Colorado Rockies
- First baseman / Outfielder
- Born: April 14, 2003 (age 23) Atlanta, Georgia, U.S.
- Bats: RightThrows: Right

Career highlights and awards
- Golden Spikes Award (2024); Dick Howser Trophy (2024);

= Charlie Condon (baseball) =

American baseball player (born 2003)

Charles Merrill Condon (born April 14, 2003) is an American professional baseball first baseman and outfielder in the Colorado Rockies organization. He played college baseball for the Georgia Bulldogs. The Rockies selected Condon third overall in the 2024 Major League Baseball draft.

==Amateur career==
Condon attended The Walker School in Marietta, Georgia. As a senior, he hit .432 with a 1.310 OPS and broke the Georgia HS all-time home-run record. A multi-sport athlete, Condon was also his team's starting quarterback his final three years of high school.
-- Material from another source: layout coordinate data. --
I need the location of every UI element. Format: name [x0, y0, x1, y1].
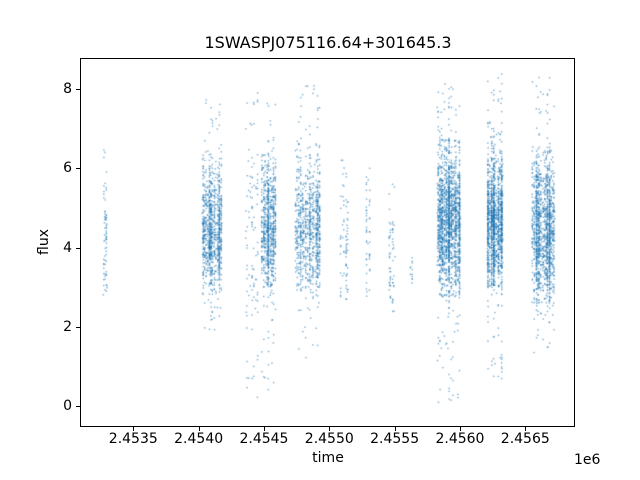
x-tick-label: 2.4560: [435, 431, 485, 447]
x-tick-label: 2.4535: [108, 431, 158, 447]
y-tick-mark: [76, 327, 80, 328]
y-tick-label: 0: [63, 398, 72, 414]
x-tick-mark: [199, 427, 200, 432]
plot-title: 1SWASPJ075116.64+301645.3: [204, 33, 452, 52]
y-tick-mark: [76, 406, 80, 407]
x-tick-label: 2.4565: [500, 431, 550, 447]
y-tick-label: 2: [63, 318, 72, 335]
x-tick-mark: [525, 427, 526, 432]
x-tick-mark: [460, 427, 461, 432]
y-tick-label: 4: [63, 239, 72, 256]
y-tick-mark: [76, 248, 80, 249]
x-tick-mark: [395, 427, 396, 432]
y-axis-label: flux: [36, 229, 52, 255]
x-tick-mark: [264, 427, 265, 432]
x-tick-mark: [133, 427, 134, 432]
y-tick-label: 8: [63, 81, 72, 98]
x-tick-label: 2.4540: [174, 431, 224, 447]
x-axis-label: time: [312, 450, 344, 466]
x-axis-offset-text: 1e6: [574, 452, 601, 468]
y-tick-label: 6: [63, 160, 72, 177]
x-tick-mark: [329, 427, 330, 432]
x-tick-label: 2.4545: [239, 431, 289, 447]
y-tick-mark: [76, 89, 80, 90]
x-tick-label: 2.4550: [304, 431, 354, 447]
y-tick-mark: [76, 168, 80, 169]
x-tick-label: 2.4555: [370, 431, 420, 447]
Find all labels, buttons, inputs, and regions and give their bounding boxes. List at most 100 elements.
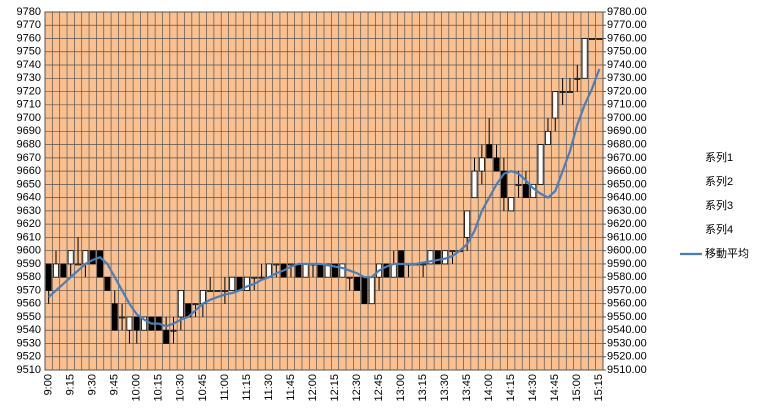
candle-body bbox=[486, 144, 493, 159]
y-tick-label: 9510 bbox=[17, 364, 41, 376]
x-tick-label: 12:45 bbox=[373, 374, 385, 402]
x-tick-label: 14:45 bbox=[549, 374, 561, 402]
candle-body bbox=[339, 263, 346, 278]
y2-tick-label: 9760.00 bbox=[607, 32, 647, 44]
candle-body bbox=[420, 263, 427, 266]
candle-body bbox=[221, 290, 228, 292]
y2-tick-label: 9520.00 bbox=[607, 351, 647, 363]
y2-tick-label: 9780.00 bbox=[607, 6, 647, 18]
candle-body bbox=[97, 250, 104, 278]
candle-body bbox=[324, 263, 331, 278]
candle-body bbox=[508, 197, 515, 212]
candle-body bbox=[214, 290, 221, 292]
candle-body bbox=[390, 263, 397, 278]
candle-body bbox=[515, 183, 522, 186]
y-tick-label: 9720 bbox=[17, 85, 41, 97]
x-tick-label: 11:30 bbox=[263, 374, 275, 401]
y-tick-label: 9680 bbox=[17, 138, 41, 150]
y-tick-label: 9610 bbox=[17, 231, 41, 243]
y2-tick-label: 9700.00 bbox=[607, 112, 647, 124]
candle-body bbox=[67, 250, 74, 265]
y-tick-label: 9600 bbox=[17, 245, 41, 257]
x-tick-label: 10:30 bbox=[175, 374, 187, 402]
x-tick-label: 9:30 bbox=[87, 374, 99, 395]
y-tick-label: 9770 bbox=[17, 19, 41, 31]
x-tick-label: 11:15 bbox=[241, 374, 253, 401]
moving-average-line bbox=[47, 68, 601, 328]
candle-body bbox=[163, 329, 170, 344]
candle-body bbox=[133, 316, 140, 331]
y2-tick-label: 9690.00 bbox=[607, 125, 647, 137]
candle-body bbox=[317, 263, 324, 278]
candle-body bbox=[500, 170, 507, 199]
y-tick-label: 9730 bbox=[17, 72, 41, 84]
y2-tick-label: 9600.00 bbox=[607, 245, 647, 257]
x-tick-label: 10:15 bbox=[153, 374, 165, 402]
candle-body bbox=[581, 38, 588, 79]
y-tick-label: 9750 bbox=[17, 46, 41, 58]
candle-body bbox=[53, 263, 59, 278]
y-tick-label: 9540 bbox=[17, 324, 41, 336]
legend-label: 移動平均 bbox=[705, 246, 749, 260]
candle-body bbox=[464, 210, 471, 238]
candle-body bbox=[104, 276, 111, 291]
y2-tick-label: 9680.00 bbox=[607, 138, 647, 150]
x-tick-label: 10:45 bbox=[197, 374, 209, 402]
candle-body bbox=[427, 250, 434, 265]
y2-tick-label: 9730.00 bbox=[607, 72, 647, 84]
y-tick-label: 9780 bbox=[17, 6, 41, 18]
y2-tick-label: 9750.00 bbox=[607, 46, 647, 58]
plot-border bbox=[44, 11, 604, 371]
y-tick-label: 9660 bbox=[17, 165, 41, 177]
y-tick-label: 9520 bbox=[17, 351, 41, 363]
candle-body bbox=[361, 276, 368, 305]
candle-body bbox=[258, 276, 265, 279]
y2-tick-label: 9710.00 bbox=[607, 99, 647, 111]
y2-tick-label: 9640.00 bbox=[607, 192, 647, 204]
x-tick-label: 9:15 bbox=[65, 374, 77, 395]
y-tick-label: 9620 bbox=[17, 218, 41, 230]
x-tick-label: 12:15 bbox=[329, 374, 341, 402]
candle-body bbox=[434, 250, 441, 265]
candle-body bbox=[141, 316, 148, 331]
candle-body bbox=[207, 290, 214, 292]
x-tick-label: 12:00 bbox=[307, 374, 319, 402]
legend-label: 系列3 bbox=[705, 198, 733, 212]
candle-body bbox=[589, 38, 595, 40]
y2-tick-label: 9740.00 bbox=[607, 59, 647, 71]
candle-body bbox=[559, 91, 566, 93]
y2-tick-label: 9550.00 bbox=[607, 311, 647, 323]
candle-body bbox=[251, 276, 258, 279]
candle-body bbox=[522, 183, 529, 199]
candle-body bbox=[566, 91, 573, 93]
x-tick-label: 10:00 bbox=[131, 374, 143, 402]
candle-body bbox=[45, 263, 52, 291]
candle-body bbox=[354, 276, 361, 291]
y2-tick-label: 9590.00 bbox=[607, 258, 647, 270]
candle-body bbox=[302, 263, 309, 278]
candle-body bbox=[287, 263, 294, 266]
y2-tick-label: 9770.00 bbox=[607, 19, 647, 31]
y2-tick-label: 9670.00 bbox=[607, 152, 647, 164]
y-tick-label: 9650 bbox=[17, 178, 41, 190]
y2-tick-label: 9530.00 bbox=[607, 337, 647, 349]
legend-label: 系列4 bbox=[705, 222, 733, 236]
candle-body bbox=[332, 263, 338, 278]
candle-body bbox=[170, 329, 177, 332]
candle-body bbox=[75, 263, 82, 266]
x-tick-label: 13:30 bbox=[439, 374, 451, 402]
x-tick-label: 15:00 bbox=[571, 374, 583, 402]
candle-body bbox=[596, 38, 603, 40]
x-tick-label: 14:00 bbox=[483, 374, 495, 402]
candle-body bbox=[192, 303, 199, 306]
candle-body bbox=[295, 263, 302, 278]
candle-body bbox=[449, 250, 456, 253]
x-tick-label: 9:45 bbox=[109, 374, 121, 395]
candle-body bbox=[177, 290, 184, 318]
x-tick-label: 13:00 bbox=[395, 374, 407, 402]
y2-tick-label: 9540.00 bbox=[607, 324, 647, 336]
candle-body bbox=[574, 77, 581, 80]
y2-tick-label: 9620.00 bbox=[607, 218, 647, 230]
candle-body bbox=[111, 303, 118, 331]
candle-body bbox=[243, 276, 250, 291]
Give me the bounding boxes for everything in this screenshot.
After redshirting his first year at the University of Georgia in 2022, Condon played collegiate summer baseball with the St. Cloud Rox of the Northwoods League. In 2023, he started all 56 games he played in for Georgia, hitting .386/.484/.800 with 25 home runs and 67 runs batted in (RBI). He was named the Baseball America Freshman of the Year and the Freshman Hitter of the Year by the National Collegiate Baseball Writers Association (NCBWA). During the summer after the season, he played for the United States collegiate national team, and again played summer ball, this time with the Falmouth Commodores of the Cape Cod Baseball League.

Condon entered his redshirt sophomore season in 2024 as a top prospect for the 2024 Major League Baseball draft.

During the 2024 season, Condon broke the NCAA BBCOR home run record with 37 total on the season. He led the nation in both home runs and batting average and was awarded the Dick Howser Trophy, SEC Player of the Year, and the Golden Spikes Award. Heading into the 2024 MLB draft, Condon was a consensus top-5 prospect and ranked as the number one prospect by several publications.

==Professional career==
On July 14, 2024, Condon was selected by the Colorado Rockies third overall in the 2024 Major League Baseball draft. Upon signing, he received a $9.25 million signing bonus, tying fellow 2024 draftee Chase Burns for the largest signing bonus in MLB history. Condon made his professional debut with the High-A Spokane Indians, hitting .180/.248/.270 with one home run, 11 RBI, and four stolen bases across 25 appearances.

On March 14, 2025, Condon was ruled out for six weeks after suffering a non-displaced fracture in his left wrist. Upon returning, he played in 35 games for Spokane, slashing .312/.431/.420 with three home runs and 17 RBI. On June 29, Condon was promoted to the Double-A Hartford Yard Goats. He played in 55 games with Hartford and hit .235 with 11 home runs and 38 RBI. After the season, he played in the Arizona Fall League with the Salt River Rafters. Condon was assigned to the Triple-A Albuquerque Isotopes to open the 2026 season.

==Personal life==
Condon grew up an Atlanta Braves fan.